Influenza virus testing in investigational outbreaks in institutional or other closed settings

What to know

Examples of institutional or semi-closed settings include long-term care facilities, nursing homes, schools, correctional facilities, hospitals, dormitories, and cruise ships.

Guide to use of influenza virus diagnostic tests1

Are there 2 or more ill persons with onset within 2-3 days of each other currently with clinical signs and symptoms compatible with influenza virus infection?

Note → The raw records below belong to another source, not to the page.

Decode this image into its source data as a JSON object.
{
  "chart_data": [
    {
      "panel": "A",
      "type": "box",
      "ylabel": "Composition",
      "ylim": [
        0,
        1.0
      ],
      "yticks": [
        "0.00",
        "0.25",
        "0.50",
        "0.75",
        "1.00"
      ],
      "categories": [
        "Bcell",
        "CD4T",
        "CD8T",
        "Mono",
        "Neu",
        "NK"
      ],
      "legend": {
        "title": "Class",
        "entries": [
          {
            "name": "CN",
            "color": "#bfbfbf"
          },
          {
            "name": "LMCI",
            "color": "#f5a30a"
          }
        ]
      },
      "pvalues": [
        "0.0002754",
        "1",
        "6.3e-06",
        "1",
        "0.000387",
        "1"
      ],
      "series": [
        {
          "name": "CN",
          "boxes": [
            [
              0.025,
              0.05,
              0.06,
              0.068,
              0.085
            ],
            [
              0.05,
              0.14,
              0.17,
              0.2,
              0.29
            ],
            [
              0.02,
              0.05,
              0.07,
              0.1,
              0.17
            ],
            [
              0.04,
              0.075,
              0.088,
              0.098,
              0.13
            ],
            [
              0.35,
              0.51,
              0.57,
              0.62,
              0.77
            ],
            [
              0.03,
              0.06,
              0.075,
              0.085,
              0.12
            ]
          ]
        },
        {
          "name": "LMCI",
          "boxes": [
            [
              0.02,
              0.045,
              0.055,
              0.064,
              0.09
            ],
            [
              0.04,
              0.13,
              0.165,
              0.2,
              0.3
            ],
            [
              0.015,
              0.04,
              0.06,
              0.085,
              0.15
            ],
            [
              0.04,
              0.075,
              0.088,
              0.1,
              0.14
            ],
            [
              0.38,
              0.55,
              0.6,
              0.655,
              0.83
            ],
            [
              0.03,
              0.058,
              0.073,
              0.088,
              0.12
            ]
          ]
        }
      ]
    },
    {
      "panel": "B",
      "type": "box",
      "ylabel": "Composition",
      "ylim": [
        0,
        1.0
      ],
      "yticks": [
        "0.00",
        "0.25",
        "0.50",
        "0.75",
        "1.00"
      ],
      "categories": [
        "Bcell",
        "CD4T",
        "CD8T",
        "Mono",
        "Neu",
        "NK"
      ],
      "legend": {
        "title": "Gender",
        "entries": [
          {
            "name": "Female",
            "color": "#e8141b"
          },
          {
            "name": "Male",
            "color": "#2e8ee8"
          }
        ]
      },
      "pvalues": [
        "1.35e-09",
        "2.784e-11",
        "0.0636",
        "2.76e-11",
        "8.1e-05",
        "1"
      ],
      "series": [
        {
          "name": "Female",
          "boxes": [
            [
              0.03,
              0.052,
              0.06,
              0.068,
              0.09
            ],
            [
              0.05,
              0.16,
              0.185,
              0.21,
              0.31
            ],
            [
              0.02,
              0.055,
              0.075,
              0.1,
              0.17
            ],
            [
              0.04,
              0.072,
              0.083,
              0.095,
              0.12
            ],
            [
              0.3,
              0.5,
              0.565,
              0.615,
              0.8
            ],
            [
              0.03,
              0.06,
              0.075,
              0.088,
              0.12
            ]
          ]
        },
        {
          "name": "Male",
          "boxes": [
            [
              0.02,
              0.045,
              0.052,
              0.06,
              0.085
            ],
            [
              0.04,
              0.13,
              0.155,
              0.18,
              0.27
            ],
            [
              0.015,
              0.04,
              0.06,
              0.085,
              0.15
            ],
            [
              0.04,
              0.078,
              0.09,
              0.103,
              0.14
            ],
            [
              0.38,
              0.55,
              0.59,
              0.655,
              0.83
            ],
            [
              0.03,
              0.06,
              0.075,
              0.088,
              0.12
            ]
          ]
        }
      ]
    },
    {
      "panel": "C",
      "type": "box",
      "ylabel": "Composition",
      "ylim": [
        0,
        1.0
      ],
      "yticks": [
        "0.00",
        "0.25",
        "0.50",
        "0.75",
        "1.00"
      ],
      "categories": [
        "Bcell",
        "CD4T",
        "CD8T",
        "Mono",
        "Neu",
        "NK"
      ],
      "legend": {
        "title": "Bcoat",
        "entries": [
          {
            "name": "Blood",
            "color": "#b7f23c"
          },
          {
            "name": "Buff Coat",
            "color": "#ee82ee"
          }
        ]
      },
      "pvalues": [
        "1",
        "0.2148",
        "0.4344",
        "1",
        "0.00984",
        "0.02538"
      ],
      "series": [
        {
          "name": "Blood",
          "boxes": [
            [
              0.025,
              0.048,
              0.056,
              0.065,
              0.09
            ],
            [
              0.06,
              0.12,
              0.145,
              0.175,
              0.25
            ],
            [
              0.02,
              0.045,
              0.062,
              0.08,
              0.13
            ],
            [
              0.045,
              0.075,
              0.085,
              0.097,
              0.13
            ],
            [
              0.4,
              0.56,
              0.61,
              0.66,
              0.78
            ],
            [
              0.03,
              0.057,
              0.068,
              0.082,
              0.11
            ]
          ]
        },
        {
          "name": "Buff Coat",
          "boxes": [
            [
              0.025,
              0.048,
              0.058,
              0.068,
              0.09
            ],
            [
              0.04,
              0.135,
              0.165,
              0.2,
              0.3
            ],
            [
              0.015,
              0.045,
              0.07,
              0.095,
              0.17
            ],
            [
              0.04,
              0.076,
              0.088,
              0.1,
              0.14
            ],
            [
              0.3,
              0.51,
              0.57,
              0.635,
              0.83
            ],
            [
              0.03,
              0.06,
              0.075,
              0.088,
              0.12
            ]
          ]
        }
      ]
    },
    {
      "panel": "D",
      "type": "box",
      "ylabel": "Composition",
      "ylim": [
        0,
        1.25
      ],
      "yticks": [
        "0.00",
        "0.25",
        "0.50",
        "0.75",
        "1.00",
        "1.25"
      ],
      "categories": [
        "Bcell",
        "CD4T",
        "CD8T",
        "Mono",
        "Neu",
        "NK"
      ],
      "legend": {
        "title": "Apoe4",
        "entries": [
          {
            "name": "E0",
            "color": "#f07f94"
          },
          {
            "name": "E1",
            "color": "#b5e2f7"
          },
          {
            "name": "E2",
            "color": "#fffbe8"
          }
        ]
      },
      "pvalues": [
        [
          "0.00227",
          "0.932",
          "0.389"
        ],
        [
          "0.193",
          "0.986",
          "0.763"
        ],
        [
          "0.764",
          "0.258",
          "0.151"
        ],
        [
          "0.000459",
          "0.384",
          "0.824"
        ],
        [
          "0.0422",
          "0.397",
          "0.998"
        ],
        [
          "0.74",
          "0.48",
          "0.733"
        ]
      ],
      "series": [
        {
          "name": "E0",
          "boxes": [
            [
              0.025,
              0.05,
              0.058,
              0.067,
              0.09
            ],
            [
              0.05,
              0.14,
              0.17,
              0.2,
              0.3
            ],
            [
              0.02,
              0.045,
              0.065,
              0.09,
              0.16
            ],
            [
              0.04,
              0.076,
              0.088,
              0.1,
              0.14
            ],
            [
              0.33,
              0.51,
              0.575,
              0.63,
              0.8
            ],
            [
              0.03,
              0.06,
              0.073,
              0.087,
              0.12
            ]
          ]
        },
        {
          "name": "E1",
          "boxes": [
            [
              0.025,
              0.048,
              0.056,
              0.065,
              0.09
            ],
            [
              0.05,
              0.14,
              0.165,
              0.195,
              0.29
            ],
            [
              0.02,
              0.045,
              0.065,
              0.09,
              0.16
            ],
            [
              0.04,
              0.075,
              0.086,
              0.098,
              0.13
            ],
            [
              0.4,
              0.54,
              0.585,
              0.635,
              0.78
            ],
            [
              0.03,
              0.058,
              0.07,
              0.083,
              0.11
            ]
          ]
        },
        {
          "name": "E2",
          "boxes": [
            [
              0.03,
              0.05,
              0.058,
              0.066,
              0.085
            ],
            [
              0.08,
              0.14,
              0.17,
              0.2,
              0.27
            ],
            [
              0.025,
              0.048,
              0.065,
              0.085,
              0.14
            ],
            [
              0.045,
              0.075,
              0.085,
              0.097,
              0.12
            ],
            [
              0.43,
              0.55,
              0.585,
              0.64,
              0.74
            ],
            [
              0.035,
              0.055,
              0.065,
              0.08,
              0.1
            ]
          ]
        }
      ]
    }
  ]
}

  • No: Influenza virus testing may not be indicated. If there is one ill person, close monitoring for new illness in other persons is indicated.
  • Yes: Will the results of influenza virus testing change outbreak control strategies in the facility or closed setting? OR Does the facility or setting include persons at high risk of influenza complications (such as long-term care facility residents)?
    • No: Influenza virus testing may not be indicated. If there is one ill person, close monitoring for new illness in other persons is indicated.
    • Yes: Collect respiratory specimens for influenza testing (molecular assays such as RT-PCR are recommended).
    • Interpret influenza testing results properly
  1. Examples of institutional or semi-closed settings include long-term care facilities, nursing homes, schools, correctional facilities, hospitals, dormitories, and cruise ships.
  2. In settings with persons at high-risk of influenza complications, a single case of suspected influenza is sufficient for triggering influenza testing and prompt implementation of infection prevention and control measures, including active surveillance for new illness cases. The Infectious Diseases Society of America (IDSA) Influenza Clinical Practice Guidelines recommends implementation of outbreak control measures in a long-term care facility when 2 cases of healthcare associated laboratory-confirmed influenza are identified within 72 hours of each other in residents or patients of the same ward or unit. Interim Guidance for Influenza Outbreak Management in Long-Term Care and Post-Acute Care Facilities
  3. The signs and symptoms of influenza can vary by age, immune status, and presence of underlying medical conditions. Persons with uncomplicated influenza may be afebrile or present with Influenza like-illness (fever with either cough or sore throat), fever with other respiratory symptoms. Other symptoms associated with influenza include myalgias, headache, and fatigue. Note that some persons may have atypical presentations (e.g., older adults, very young infants, immunosuppressed, and patients with certain chronic medical conditions). Complications include exacerbation of underlying chronic disease, (e.g., congestive cardiac failure, asthma), pneumonia, secondary bacterial pneumonia, bronchiolitis, croup, encephalopathy, encephalitis, seizures, myocarditis, myositis, and others.
  4. For example, influenza test results may help to guide decisions about whether empiric antiviral treatment of ill persons should be continued for all patients or only those with confirmed influenza virus infection; whether post-exposure chemoprophylaxis should be initiated in persons with exposure to a person with confirmed influenza virus infection; and for guiding infection prevention and control practices (isolation or cohorting of ill persons, quarantining of exposed persons, changes in admission or staffing policies, or changes in social distancing recommendations, etc). Influenza Antiviral Medications: Summary for Clinicians and Infection Control in Health Care Facilities has more information.
  5. Persons at higher risk for developing influenza-related complications include those aged ≥65 years or <2 years; pregnant women; persons with chronic lung disease (including asthma), heart disease, renal, metabolic, hematologic and neurologic disease; immunosuppression; and morbid obesity. People at High Risk of Developing Flu-Related Complications has more information.
  6. In an outbreak setting, RT-PCR or other molecular assays are preferred. Because of the low to moderate sensitivity of antigen detection assays such as rapid influenza diagnostic tests (RIDTs) or immunofluorescence assays, false negative results are possible and testing of specimens from more than one ill person is recommended because use of RIDTs or immunofluorescence assays may miss detection of an influenza outbreak. The presence of any influenza positives among persons with clinically compatible illnesses suggests that influenza is a probable cause of the outbreak. Negative RIDT results do not exclude influenza virus infection due to low sensitivity to detect influenza viruses. Confirmation of RIDT results by more specific influenza testing (RT-PCR and viral culture) is indicated. Table 1: Overview of Influenza Testing Methods has more information.
  7. Proper interpretation of influenza testing results is very important. Figure: Influenza testing algorithm to help interpret results when influenza viruses ARE circulating in the community and Figure: Influenza testing algorithm to help interpret results when influenza viruses are NOT circulating in the community is available. The Infectious Diseases Society of America (IDSA) Influenza Clinical Practice Guidelines provides information on interpretation of influenza testing results.